At 4-1 DECISIONthe state’s top court reversed a judge’s findings that the cases before the Dutch court were not the same as those decided by a jury last year. The court said Dallas-based Energy Transfer is entitled to an injunction against the lawsuits to the extent that Greenpeace is seeking a judgment in the Netherlands that undermines the North Dakota jury’s verdict.

“GPI’s Dutch complaint, as stated, seeks a declaration that North Dakota’s action is ‘manifestly unfounded and abusive,’ and asks the Dutch court to find that GPI did not engage in illegal conduct, did not cause the Energy Transfer loss, and did not act with malice,” Judge Jerod Tufte wrote for the majority. “These are issues that the jury found against GPI after a three-week trial.”

The North Dakota jury had found for Netherlands-based Greenpeace International responsible for defamation and other claims brought by Energy Partners and awarded the pipeline company and its local subsidiary hundreds of millions of dollars in damages.

The state court case involved protests in 2016 and 2017 against the Dakota Access Pipeline and its Missouri River running upstream on the Standing Rock Sioux Tribal Reservation. The 1,200-mile pipeline began operating in 2017 and can transport up to 750,000 barrels of oil from North Dakota’s shale oil fields to an oil terminal in Illinois.

Just before the North Dakota case went to trial, Greenpeace deposited filed an anti-SLAPP complaint in Amsterdam, arguing that Energy Transfer’s lawsuit was intended to bury the organization in legal fees and prevent it from pursuing its environmental advocacy mission.

In Thursday’s ruling, the North Dakota Supreme Court noted that U.S. and European anti-SLAPP laws — short for strategic lawsuit against public participation — work differently and that the European Union’s 2024 anti-SLAPP directive, unlike its American counterparts, authorizes an affirmative action for damages that can continue before the underlying case is resolved.

“Energy Transfer argues that the district court elevated form over substance,” Tufte said. “We agree.”

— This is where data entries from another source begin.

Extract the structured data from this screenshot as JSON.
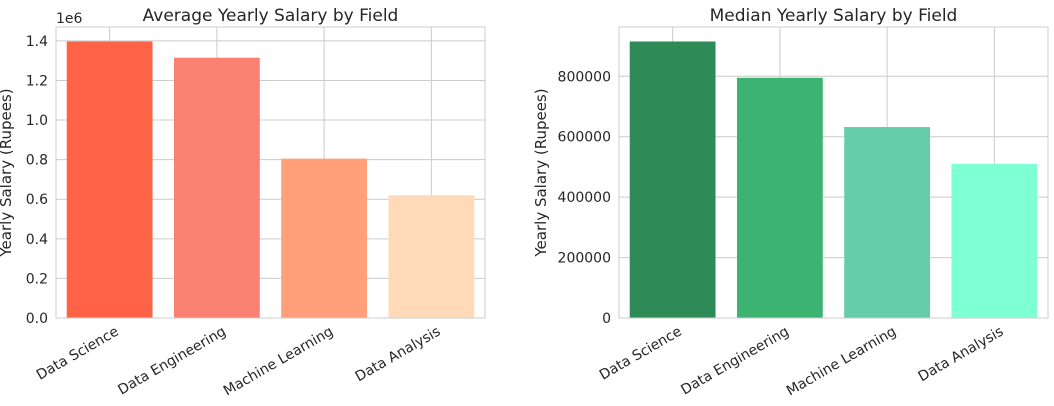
{
  "chart_data": [
    {
      "type": "bar",
      "title": "Average Yearly Salary by Field",
      "ylabel": "Yearly Salary (Rupees)",
      "xlabel": "",
      "categories": [
        "Data Science",
        "Data Engineering",
        "Machine Learning",
        "Data Analysis"
      ],
      "values": [
        1397000,
        1315000,
        805000,
        620000
      ],
      "colors": [
        "#ff6347",
        "#fa8072",
        "#ffa07a",
        "#ffdab9"
      ],
      "ylim": [
        0,
        1470000
      ],
      "yticks": [
        0,
        200000,
        400000,
        600000,
        800000,
        1000000,
        1200000,
        1400000
      ],
      "ytick_labels": [
        "0.0",
        "0.2",
        "0.4",
        "0.6",
        "0.8",
        "1.0",
        "1.2",
        "1.4"
      ],
      "offset_label": "1e6",
      "grid": true
    },
    {
      "type": "bar",
      "title": "Median Yearly Salary by Field",
      "ylabel": "Yearly Salary (Rupees)",
      "xlabel": "",
      "categories": [
        "Data Science",
        "Data Engineering",
        "Machine Learning",
        "Data Analysis"
      ],
      "values": [
        915000,
        795000,
        632000,
        510000
      ],
      "colors": [
        "#2e8b57",
        "#3cb371",
        "#66cdaa",
        "#7fffd4"
      ],
      "ylim": [
        0,
        963000
      ],
      "yticks": [
        0,
        200000,
        400000,
        600000,
        800000
      ],
      "ytick_labels": [
        "0",
        "200000",
        "400000",
        "600000",
        "800000"
      ],
      "offset_label": "",
      "grid": true
    }
  ]
}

“The independence of a foreign proceeding designed to declare a domestic decision ‘manifestly unfounded’ undermines confidence in the domestic judicial process,” he added. “And the risk of an inconsistent foreign judgment is real, not speculative.”

However, the court’s decision does not rule out all litigation related to Greenpeace in the Netherlands. Claims based on federal power transfer dismissed blackmail the lawsuit and the alleged defamatory out-of-court statements that were not before the North Dakota jury will not be barred by the injunction.

Chief Justice Lisa Fair McEvers wrote in dissent that the judge who denied Energy Transfer’s request for a restraining order did not act arbitrarily, unreasonably or unconscionably and did not misapply the law.

“I don’t see North Dakota’s policy reasons as compelling enough to justify issuing an injunction,” she said. “The court selected a legal framework and considered relevant factors in deciding whether to issue an anti-suit ruling. In its order, the court explained its decision, which was reasoned and not arbitrary.”

A lawyer for Greenpeace and representatives for Energy Transfer did not immediately respond to a request for comment on the decision.